Something to think about, is that the <span style="color:red">**ERA-5 dataset contains observations only**</span>. This means if we predict a wildfire in the future at time `t+x` based on this set, there's no forecasts available for that time, only observations (well, reanalysis) of what actually happened. This is something that will need to be thought about. How will this impact your predictions? Renanalyis forecasts are not the same as leadtime forecasts, where you try to predict the future.

We can download ERA5 data by following [these instructions](https://confluence.ecmwf.int/display/CKB/How+to+download+ERA5). You'll need to register for another account.
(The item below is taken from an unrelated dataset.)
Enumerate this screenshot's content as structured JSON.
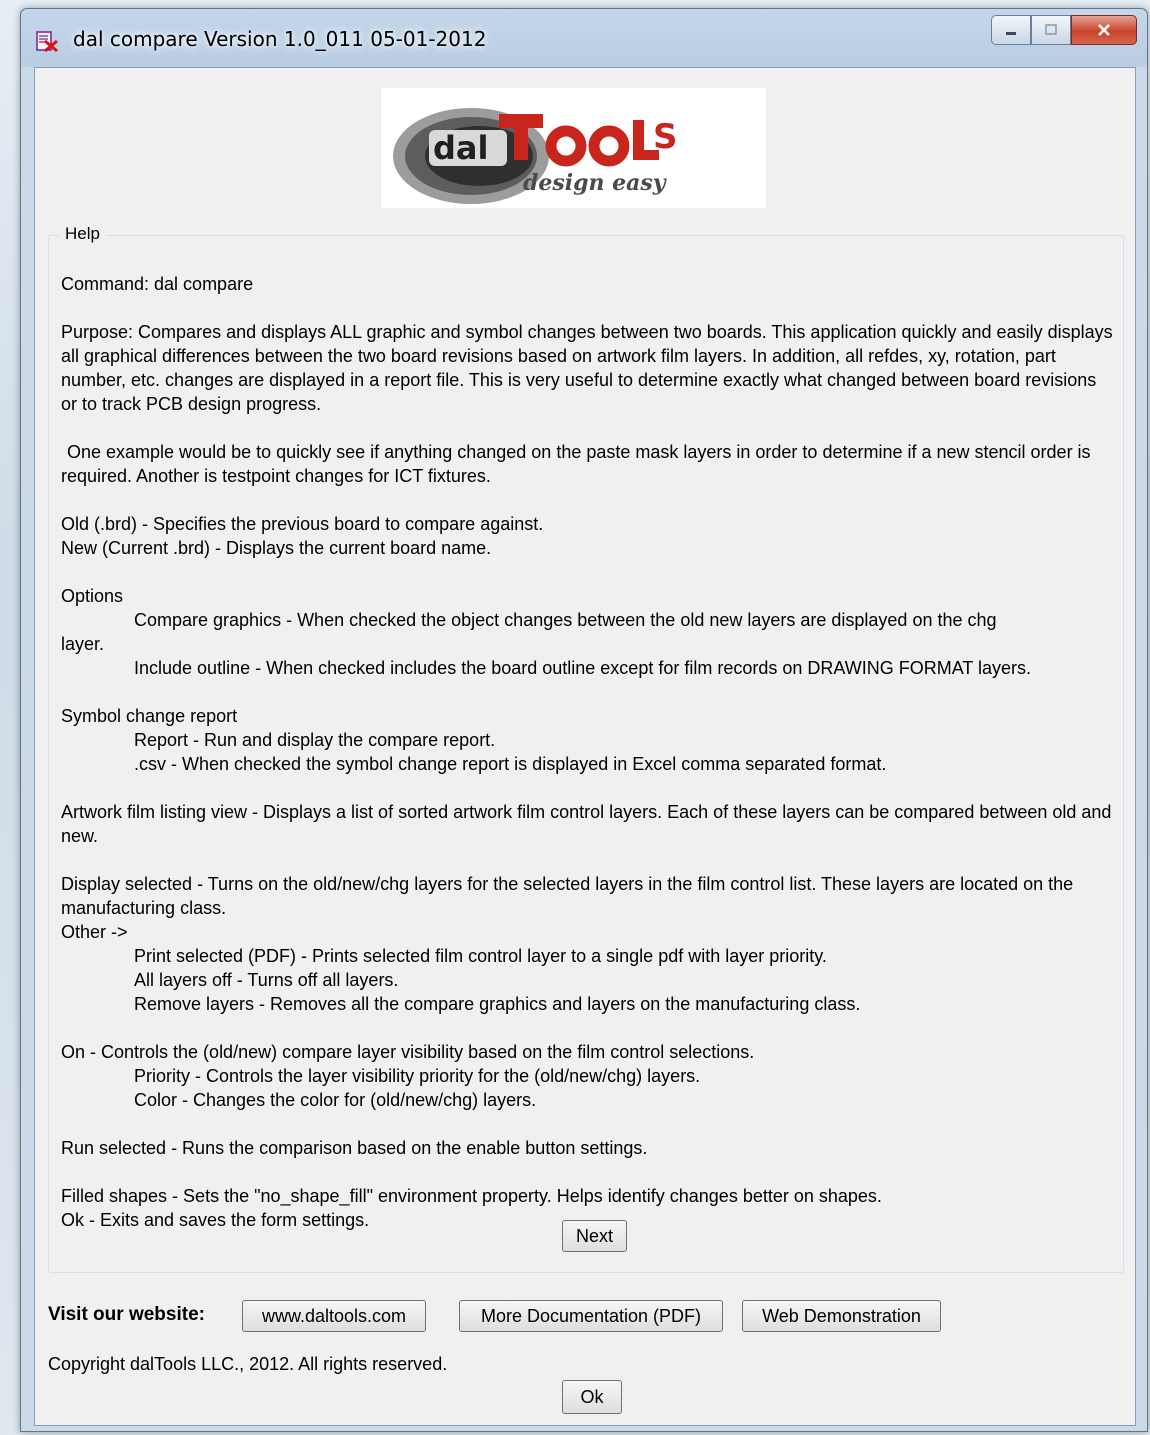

With some luck, the `venv` you've built from the `readme` is setup with the `cdsapi` [module](https://anaconda.org/conda-forge/cdsapi). This means you can skip the `pip` installer step mentioned in [these instructions](https://confluence.ecmwf.int/display/CKB/How+to+install+and+use+CDS+API+on+macOS).

In [89]:
import cdsapi
import calendar
import logging
from pathlib import Path
import pandas as pd
from typing import List, Optional
from utils import setup_logging
from functools import partial

_ = setup_logging(debug=False)

## Making a request for data

Here's an example for downloading 2 years of grib files in 6 hrly windows. We need to trade off between temporal resolution and data size. To make your own API calls, see [here](https://cds.climate.copernicus.eu/cdsapp#!/dataset/reanalysis-era5-land?tab=form).

The example below is a script that can download weather data in a format known as GRIB. It selects some fields of interest, and crops it over the range of the US before download through the API. I'm only gathering an analysis every 6 hours.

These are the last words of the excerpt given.